POLITIQUE DE SANTE EN COTE D'IVOIRE ET PLANTES MEDICINALES
par le Docteur R. Hurpy
Biologiste des Hôpitaux - Vice-Doyen de la Faculté de Pharmacie d'Abidjan
"La santé pour tous en l'an 2000", ce slogan phare de l'OMS sera difficile à réaliser d'ici trois années, notamment en Afrique.
La promotion de la santé passe, sur ce continent, par la nécessaire mise en oeuvre de stratégies alternatives à la conception occidentale des soins :
- l'accès au système de santé classique reste limité et onéreux,
- le large recours à des thérapeutiques traditionnelles et à d'autres voies n'est pas sans danger,
- en bonne place, parmi les solutions retenues, figure en Côte d'Ivoire le développement de l'usage des plantes médicinales autochtones.
Pourquoi ce choix ? Comment peut-il être appliqué ?
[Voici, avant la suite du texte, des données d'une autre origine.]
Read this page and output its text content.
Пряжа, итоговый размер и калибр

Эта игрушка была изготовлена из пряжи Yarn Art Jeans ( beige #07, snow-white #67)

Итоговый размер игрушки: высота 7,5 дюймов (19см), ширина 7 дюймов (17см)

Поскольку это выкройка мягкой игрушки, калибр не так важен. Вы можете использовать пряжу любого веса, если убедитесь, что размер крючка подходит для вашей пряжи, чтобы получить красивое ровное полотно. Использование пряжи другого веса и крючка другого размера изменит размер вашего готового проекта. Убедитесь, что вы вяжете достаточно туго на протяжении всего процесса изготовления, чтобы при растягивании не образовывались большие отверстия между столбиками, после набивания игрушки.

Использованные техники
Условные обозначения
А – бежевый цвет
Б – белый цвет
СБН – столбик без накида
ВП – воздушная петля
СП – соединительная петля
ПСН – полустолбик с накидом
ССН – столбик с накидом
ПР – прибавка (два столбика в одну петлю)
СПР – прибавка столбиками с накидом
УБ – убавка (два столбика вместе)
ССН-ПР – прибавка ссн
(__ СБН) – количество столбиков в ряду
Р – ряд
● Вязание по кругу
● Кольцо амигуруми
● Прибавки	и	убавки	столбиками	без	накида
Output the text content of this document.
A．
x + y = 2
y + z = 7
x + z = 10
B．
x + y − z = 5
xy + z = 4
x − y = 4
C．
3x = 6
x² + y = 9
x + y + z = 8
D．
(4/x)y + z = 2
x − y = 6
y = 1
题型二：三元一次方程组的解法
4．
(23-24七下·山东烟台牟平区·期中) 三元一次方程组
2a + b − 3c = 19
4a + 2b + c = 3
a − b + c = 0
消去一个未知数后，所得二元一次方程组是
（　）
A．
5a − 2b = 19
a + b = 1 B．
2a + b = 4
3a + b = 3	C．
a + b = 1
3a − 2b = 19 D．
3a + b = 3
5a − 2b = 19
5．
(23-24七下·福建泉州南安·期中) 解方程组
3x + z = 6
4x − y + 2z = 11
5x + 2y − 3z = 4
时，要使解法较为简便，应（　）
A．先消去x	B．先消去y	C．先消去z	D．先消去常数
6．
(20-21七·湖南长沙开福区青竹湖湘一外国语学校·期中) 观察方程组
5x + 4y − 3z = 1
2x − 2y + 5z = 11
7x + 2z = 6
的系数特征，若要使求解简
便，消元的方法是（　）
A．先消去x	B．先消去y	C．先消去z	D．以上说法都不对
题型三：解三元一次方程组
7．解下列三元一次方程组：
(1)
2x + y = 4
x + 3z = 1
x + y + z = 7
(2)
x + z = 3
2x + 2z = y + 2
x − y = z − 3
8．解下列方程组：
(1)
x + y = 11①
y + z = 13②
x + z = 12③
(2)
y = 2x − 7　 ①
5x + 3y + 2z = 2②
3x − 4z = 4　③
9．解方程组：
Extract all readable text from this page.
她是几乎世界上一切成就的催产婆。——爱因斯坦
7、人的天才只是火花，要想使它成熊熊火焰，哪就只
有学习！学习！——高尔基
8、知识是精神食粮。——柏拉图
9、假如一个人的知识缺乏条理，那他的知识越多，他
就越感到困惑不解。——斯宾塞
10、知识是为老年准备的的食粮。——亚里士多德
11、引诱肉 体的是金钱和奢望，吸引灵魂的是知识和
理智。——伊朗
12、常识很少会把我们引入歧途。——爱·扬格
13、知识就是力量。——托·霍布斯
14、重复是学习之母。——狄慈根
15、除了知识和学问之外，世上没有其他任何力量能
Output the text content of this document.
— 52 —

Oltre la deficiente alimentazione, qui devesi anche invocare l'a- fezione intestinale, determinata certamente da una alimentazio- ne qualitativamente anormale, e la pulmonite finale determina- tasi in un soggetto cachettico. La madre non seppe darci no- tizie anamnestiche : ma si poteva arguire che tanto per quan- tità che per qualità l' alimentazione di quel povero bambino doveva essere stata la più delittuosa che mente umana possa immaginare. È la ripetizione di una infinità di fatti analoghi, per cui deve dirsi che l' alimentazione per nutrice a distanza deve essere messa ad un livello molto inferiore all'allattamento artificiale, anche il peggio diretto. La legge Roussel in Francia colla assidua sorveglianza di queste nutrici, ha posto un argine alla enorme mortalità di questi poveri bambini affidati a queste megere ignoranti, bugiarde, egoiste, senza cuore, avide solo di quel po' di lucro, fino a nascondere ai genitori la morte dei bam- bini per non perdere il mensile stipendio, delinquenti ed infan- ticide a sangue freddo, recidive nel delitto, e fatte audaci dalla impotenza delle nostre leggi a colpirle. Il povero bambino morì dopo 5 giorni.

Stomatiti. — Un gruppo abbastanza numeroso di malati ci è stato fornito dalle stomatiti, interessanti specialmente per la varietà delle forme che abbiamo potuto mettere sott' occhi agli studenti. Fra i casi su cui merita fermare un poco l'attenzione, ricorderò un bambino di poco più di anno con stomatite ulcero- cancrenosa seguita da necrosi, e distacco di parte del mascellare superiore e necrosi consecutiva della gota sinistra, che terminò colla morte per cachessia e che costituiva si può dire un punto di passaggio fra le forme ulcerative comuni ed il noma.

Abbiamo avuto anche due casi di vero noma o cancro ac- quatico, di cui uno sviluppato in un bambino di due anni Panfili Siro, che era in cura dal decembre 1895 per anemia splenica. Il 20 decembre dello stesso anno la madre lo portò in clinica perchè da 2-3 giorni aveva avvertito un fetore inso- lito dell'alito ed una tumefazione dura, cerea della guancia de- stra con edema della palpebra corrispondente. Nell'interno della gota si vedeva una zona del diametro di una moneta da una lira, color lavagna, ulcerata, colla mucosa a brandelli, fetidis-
La difficulté d'accès au système de santé classique se traduit en Côte d'Ivoire, comme dans bien des pays africains, par :
- le développement de la vente illicite de médicaments d'origine douteuse dits "médicaments trottoirs". (Les seules spécialités pharmaceutiques ainsi vendues, plus les "médicaments trottoirs" dits "Chinois", représentaient pour 1995 une valeur de 20 à 25 % des ventes officielles d'officines pharmaceutiques privées - soit 22 à 25 milliards de francs C.F.A.)
- la fréquentation de services de santé clandestins, au personnel de qualification douteuse ou inexistante !!
- le recours systématique à la médecine traditionnelle et aux tradithérapeutes utilisant principalement des plantes à vertus médicinales.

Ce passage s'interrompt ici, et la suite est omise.